Investment research analysts can earn more than $100,000 at major banks, but more representative salaries for other research analysts tend to fall between $50,000 and $70,000 per year.

Work / Life Balance

Few white-collar industries receive as bad a rap for work/life balance as the financial industry. The standard image of Wall Street conjures busy suits who are missing dinner with their families while they pore over reports in their lofty offices.

This image is more or less accurate for a select few research and financial analysts, but not for most. Recent research suggests that approximately one-third of financial analysts report working more than 70 hours per week, but 50 hours per week is far more likely. Market research analysts work similar hours, if not fewer.

These jobs aren't as demanding (and don't pay as much) as private equity jobs or investment banking jobs. It's standard for an analyst to receive 20 or more days a year in paid time off, at least one day off on weekends and time out of the office on holidays.

Work hours tend to increase as an analyst's work draws closer and closer to New York, London or Tokyo. Investment bankers and other high-level financial professionals rely on analysts for support. For analysts eyeing an eventual transition to buy-side banking, working in a major money hub helps a great deal with networking.

Occupational Outlook

The U.S. Bureau of Labor Statistics (BLS) is bullish on future job prospects for financial analysts. It predicts a 11% growth in financial analyst jobs in the 10 years from 2016 and 2026 – on par with the financial industry as a whole and a little faster than expectations for the broader economy.

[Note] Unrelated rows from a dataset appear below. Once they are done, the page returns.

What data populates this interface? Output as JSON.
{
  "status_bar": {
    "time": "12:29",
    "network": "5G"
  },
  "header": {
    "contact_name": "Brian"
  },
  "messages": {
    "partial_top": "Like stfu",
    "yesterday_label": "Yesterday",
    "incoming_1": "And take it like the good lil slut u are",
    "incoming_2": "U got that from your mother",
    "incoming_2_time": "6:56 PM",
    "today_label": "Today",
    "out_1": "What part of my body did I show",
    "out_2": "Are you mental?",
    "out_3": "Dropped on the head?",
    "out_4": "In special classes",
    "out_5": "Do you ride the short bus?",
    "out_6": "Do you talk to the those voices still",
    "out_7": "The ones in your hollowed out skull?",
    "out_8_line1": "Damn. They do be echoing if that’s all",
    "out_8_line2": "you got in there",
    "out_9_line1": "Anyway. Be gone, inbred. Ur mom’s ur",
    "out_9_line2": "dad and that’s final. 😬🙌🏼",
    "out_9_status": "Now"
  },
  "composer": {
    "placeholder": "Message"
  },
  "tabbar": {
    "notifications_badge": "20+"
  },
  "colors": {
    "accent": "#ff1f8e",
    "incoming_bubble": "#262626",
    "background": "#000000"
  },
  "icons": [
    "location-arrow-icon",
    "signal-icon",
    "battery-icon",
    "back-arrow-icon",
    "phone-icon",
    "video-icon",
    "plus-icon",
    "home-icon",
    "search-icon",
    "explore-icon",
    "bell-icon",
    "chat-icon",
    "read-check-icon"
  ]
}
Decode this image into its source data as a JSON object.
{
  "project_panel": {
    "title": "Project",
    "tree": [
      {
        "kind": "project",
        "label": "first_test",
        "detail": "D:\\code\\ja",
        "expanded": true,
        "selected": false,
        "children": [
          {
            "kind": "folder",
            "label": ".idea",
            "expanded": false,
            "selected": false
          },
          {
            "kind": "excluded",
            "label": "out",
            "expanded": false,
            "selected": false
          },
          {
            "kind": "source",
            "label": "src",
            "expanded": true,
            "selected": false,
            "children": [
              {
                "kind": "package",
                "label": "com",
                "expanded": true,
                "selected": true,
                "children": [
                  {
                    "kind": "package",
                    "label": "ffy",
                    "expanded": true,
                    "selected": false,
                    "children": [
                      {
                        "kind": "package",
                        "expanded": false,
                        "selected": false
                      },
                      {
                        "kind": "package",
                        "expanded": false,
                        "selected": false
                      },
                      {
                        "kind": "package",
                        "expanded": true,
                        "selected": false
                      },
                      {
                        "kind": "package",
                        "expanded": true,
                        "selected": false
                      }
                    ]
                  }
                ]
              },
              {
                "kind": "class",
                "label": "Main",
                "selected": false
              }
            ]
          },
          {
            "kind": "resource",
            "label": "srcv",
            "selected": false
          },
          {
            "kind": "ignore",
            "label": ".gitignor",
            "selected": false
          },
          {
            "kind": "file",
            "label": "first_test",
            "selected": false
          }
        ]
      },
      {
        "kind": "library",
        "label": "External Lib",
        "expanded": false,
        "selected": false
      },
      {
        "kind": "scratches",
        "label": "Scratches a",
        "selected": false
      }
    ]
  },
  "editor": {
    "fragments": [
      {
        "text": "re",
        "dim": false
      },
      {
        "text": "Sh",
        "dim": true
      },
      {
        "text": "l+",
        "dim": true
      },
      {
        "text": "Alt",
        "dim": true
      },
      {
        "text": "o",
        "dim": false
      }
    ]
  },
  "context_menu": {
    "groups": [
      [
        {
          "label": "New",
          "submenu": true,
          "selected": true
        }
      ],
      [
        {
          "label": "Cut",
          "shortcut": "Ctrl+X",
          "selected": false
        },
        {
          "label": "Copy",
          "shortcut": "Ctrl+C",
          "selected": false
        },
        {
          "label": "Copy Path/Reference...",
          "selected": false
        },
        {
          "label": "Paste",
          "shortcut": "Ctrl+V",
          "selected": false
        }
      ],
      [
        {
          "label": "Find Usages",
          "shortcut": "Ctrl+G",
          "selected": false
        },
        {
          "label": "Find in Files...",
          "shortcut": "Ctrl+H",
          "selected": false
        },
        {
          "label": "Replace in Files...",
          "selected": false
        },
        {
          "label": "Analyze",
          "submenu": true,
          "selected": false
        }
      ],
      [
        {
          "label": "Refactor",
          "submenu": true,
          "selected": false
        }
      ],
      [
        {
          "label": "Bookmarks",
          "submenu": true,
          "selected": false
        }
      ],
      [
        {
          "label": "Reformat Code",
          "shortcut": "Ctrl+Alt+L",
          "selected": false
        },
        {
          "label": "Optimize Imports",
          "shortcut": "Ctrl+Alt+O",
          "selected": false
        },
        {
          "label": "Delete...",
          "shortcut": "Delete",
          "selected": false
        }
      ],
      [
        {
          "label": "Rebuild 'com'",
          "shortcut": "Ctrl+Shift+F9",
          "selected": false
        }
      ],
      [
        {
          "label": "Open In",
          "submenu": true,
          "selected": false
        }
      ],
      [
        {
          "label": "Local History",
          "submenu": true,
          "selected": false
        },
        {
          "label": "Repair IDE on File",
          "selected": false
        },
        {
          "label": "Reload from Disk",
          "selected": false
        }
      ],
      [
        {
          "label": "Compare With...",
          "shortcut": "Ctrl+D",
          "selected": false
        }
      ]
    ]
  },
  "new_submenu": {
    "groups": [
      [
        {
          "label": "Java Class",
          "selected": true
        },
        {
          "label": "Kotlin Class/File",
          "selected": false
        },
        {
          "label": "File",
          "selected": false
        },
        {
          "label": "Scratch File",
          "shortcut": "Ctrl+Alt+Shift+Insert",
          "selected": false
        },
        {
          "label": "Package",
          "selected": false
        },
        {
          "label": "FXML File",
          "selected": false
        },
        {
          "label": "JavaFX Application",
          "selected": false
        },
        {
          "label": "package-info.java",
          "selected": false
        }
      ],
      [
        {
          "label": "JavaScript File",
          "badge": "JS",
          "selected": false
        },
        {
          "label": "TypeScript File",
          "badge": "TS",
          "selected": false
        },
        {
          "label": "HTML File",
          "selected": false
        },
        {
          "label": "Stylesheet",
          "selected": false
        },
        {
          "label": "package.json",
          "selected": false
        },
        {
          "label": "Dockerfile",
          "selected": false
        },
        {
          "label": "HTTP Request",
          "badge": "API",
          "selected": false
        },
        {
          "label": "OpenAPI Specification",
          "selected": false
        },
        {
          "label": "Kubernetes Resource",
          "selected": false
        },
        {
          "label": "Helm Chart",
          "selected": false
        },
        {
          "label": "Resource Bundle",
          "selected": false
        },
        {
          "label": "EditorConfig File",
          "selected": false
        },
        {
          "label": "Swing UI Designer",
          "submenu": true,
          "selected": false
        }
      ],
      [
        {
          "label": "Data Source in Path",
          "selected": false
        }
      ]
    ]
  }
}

BLS statistics are even rosier for research analysts; projected growth over the same period is an astounding 23%. According to the Bureau's findings, "Employment growth will be driven by an increasing use of data and market research across all industries. [Analysts] will be needed to help understand the needs and wants of customers, measure the effectiveness of marketing and business strategies, and identify the factors affecting product demand."

Which One to Choose

Financial analysts are less mathematically focused and more subjective than research analysts. Research analysis work is better for true data scientists who don't like to make abstract recommendations based on incomplete information.

Financial analysts probably have more room for growth in the industry, and they start out making a higher median salary, which should be two positive signals for the ambitious types. Financial analysts also spend more time looking at broader economic trends and a little less time manipulating mounds of data. Each career is a strong choice for aspiring analysts, especially for those who enjoy a supporting role.